PUERTO DE NAOS, hogar de la flota, en el que se ejerce un gran amor al barco, ese ser de madera que parece tener vida en cada corazón de marinero. En su aledaño superior retiene el ímpetu oceánico su castillo de San José, playa de verano y otero de Los Mármoles, donde ya luce un poco más claro el destino de Arrecife. Esta cala preciosa está abrazada por la tierra, con el blanquísimo lazo de las salinas y el arrorró de sus molinos. Allí hay una palpitación alegre, tráfago industrioso, que surge al unísono de los vapores y trepidación de con conserveras y serrerías; hay olor a brea de los calafateros que se entremezcla con las suaves exhalaciones de las ricas marismas.
IV
Esta ciudad que hemos recorrido está en Fiestas; la mágica ciudad de Arrecife tiene la raíz de todo un largo y embriagador festín donde pueden enajenarse los sentidos de los hombres.
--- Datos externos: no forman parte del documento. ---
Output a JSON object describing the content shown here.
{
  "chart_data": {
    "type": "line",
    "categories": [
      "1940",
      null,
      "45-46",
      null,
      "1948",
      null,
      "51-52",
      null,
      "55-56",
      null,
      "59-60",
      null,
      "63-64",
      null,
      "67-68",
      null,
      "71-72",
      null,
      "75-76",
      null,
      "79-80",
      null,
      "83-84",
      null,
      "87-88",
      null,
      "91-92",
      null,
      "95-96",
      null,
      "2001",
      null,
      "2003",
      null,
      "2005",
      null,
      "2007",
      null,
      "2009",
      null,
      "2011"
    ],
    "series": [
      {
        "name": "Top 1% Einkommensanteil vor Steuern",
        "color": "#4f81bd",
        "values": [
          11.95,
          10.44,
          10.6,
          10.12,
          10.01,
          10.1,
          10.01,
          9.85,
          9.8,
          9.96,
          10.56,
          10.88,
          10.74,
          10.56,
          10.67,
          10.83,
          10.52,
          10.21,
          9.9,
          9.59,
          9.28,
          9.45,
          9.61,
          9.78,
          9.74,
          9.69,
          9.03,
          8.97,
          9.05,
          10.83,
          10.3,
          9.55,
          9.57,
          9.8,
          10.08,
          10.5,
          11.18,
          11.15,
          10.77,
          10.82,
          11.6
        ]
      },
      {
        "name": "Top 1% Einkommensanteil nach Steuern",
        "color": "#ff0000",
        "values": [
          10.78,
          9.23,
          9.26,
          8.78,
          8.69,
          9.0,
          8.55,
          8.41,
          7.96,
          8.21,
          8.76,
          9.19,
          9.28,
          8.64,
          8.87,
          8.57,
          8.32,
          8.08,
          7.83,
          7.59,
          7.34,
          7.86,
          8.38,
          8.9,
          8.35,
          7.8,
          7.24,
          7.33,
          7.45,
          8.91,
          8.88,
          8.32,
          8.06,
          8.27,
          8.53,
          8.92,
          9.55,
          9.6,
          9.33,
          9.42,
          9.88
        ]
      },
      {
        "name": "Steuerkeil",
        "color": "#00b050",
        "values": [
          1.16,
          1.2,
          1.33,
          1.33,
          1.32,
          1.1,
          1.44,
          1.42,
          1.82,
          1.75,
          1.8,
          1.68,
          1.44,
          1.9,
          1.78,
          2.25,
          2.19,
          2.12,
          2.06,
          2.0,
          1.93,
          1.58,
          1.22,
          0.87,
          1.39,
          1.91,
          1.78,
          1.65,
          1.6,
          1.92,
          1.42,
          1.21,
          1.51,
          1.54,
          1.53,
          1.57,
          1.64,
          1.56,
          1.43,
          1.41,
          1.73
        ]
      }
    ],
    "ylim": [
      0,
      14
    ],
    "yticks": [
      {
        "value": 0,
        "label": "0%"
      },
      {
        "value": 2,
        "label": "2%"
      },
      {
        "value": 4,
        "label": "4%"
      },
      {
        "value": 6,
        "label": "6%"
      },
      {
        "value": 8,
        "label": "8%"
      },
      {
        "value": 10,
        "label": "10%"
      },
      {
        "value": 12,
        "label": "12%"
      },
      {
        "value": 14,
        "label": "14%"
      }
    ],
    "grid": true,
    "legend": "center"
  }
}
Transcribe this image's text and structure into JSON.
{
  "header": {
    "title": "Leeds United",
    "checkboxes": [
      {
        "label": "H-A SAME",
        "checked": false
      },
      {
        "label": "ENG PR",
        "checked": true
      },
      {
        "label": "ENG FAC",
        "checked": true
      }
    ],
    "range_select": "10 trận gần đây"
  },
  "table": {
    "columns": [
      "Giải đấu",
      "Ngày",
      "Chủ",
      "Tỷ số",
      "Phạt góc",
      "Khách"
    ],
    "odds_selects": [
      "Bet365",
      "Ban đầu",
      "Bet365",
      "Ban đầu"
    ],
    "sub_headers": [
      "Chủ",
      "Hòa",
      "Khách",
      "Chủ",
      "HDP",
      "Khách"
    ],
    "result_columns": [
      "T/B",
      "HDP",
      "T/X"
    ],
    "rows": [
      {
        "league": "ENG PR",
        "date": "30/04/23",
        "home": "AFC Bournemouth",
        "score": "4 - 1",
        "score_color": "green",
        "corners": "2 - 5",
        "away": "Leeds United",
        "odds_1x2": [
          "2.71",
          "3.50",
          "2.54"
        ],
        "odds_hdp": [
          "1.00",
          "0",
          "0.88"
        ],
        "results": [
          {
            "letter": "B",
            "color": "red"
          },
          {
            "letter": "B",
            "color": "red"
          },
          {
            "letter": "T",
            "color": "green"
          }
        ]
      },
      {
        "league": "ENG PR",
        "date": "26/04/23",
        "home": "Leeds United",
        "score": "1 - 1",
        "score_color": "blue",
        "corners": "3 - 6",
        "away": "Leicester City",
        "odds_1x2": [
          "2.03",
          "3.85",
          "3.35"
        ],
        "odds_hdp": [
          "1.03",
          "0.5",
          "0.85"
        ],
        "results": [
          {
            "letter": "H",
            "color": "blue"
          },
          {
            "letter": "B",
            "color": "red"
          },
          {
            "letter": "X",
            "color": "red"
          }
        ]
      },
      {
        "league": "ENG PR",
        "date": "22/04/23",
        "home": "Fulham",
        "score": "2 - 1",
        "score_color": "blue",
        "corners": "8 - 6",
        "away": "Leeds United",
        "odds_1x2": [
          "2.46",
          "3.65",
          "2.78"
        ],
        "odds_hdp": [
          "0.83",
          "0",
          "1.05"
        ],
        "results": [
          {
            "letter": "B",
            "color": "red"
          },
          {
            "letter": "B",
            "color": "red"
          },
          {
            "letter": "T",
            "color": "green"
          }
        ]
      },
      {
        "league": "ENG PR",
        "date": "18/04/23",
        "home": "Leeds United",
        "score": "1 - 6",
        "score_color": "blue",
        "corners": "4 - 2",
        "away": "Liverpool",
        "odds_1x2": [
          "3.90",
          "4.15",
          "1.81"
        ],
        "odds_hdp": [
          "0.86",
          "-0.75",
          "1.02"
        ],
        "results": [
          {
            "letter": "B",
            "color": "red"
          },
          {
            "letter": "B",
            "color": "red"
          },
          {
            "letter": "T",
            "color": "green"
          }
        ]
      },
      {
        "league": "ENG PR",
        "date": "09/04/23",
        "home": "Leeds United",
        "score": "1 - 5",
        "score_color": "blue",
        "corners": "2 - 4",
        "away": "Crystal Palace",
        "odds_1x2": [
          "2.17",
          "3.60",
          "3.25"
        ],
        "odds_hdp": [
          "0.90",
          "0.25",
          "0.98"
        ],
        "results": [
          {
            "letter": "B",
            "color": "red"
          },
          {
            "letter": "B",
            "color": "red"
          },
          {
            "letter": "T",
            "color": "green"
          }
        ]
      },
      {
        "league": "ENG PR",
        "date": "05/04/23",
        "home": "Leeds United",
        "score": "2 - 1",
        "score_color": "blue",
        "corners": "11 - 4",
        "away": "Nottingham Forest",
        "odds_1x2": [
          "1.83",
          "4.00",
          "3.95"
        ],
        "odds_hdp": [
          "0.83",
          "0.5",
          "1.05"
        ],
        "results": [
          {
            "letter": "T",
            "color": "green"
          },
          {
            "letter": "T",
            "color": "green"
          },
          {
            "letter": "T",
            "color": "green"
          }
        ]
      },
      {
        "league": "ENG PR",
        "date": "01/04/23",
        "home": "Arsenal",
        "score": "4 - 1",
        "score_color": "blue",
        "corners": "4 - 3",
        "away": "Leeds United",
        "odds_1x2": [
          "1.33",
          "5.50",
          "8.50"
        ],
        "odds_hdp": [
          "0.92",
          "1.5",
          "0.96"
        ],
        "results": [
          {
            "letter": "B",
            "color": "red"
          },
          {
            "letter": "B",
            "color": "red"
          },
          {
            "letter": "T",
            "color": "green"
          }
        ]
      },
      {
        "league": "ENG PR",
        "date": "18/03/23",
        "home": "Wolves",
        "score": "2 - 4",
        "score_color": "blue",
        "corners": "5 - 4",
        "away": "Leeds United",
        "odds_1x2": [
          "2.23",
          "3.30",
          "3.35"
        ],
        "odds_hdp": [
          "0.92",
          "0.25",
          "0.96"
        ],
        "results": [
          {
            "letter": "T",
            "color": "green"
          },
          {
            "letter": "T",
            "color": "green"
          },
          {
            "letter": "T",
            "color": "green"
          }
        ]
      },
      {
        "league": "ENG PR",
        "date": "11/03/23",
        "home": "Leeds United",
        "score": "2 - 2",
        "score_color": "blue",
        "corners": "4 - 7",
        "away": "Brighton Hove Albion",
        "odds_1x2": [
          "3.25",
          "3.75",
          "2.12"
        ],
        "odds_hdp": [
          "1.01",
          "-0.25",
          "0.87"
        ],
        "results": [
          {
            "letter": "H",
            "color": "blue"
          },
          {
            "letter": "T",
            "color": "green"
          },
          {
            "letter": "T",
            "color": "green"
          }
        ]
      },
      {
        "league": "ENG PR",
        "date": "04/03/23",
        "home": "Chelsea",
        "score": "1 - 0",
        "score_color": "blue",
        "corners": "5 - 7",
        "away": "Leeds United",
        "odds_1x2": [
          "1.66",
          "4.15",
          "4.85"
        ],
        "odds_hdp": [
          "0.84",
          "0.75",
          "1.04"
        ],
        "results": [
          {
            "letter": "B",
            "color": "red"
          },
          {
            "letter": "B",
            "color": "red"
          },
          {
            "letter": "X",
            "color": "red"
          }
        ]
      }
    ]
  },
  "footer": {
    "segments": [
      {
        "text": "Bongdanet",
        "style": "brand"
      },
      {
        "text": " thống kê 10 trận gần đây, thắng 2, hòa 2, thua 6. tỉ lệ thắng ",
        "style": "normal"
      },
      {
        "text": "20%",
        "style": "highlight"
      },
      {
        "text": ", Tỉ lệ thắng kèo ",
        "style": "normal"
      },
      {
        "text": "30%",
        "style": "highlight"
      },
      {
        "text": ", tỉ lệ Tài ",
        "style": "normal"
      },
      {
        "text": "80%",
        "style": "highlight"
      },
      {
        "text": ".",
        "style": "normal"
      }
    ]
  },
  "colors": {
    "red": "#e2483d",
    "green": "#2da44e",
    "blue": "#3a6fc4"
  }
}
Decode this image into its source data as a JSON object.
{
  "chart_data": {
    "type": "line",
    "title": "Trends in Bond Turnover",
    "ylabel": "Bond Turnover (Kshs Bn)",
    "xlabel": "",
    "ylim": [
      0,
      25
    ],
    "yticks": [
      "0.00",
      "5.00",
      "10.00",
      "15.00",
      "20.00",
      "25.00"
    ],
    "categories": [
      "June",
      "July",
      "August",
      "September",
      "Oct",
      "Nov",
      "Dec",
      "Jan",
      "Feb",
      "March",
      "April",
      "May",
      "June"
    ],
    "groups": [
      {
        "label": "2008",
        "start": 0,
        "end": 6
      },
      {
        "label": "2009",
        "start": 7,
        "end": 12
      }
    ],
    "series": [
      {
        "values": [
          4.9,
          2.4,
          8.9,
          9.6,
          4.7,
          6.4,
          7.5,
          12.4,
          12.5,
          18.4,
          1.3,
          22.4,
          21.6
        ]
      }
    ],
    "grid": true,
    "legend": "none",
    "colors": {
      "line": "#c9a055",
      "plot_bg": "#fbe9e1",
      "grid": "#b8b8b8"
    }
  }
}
Por eso, en Arrecife, la tradición popular no ha sufrido grandes adulteraciones ni hay noticias de que fuera a perder su natural alegría columna esencial de su artificio festero.
¡Fiestas de San Ginés! ¡Fiestas ya inmortales en la memoria de los romeros! En estos días hasta los peces no desovan ni los pájaros hacen nidos, y es que suspenden sus particulares afanes por festejar los días más luminosos de esta ciudad. ¡Fiestas de San Ginés! ¡Fiestas de propios y peregrinos, alegres Fiestas en las que hasta la moza, inesperadamente, recibe tumbagas de pedida!
Carruseles, tiovivos, ventorrillos, turrones y mil y mil sonrisas, en medio de la auténtica y feliz concepción de la pirotecnia. Siempre han fascinado estas tres monedas de oro que son el Sol, el Cielo y la atrayente honestidad de las mujeres. Y nunca en mejor fecha para encontrarlas que en estas Fiestas de San Ginés; todo en medio de grandes espectáculos, y se citan en el ferial para derramar mucha alegría sobre el forastero, llenándole enseguida de emociones y recuerdo entrañables.
Isleño, forastero: venid a la ciudad de Arrecife que está en Fiestas. Para ti, viajero, se ha vestido los más ricos abalorios y, para rendirte pleitesía y hospedaje, luce sus mejores virtudes de amistad y enhorabuena.
Venid, venid cuantos queráis, que la alegría está abierta.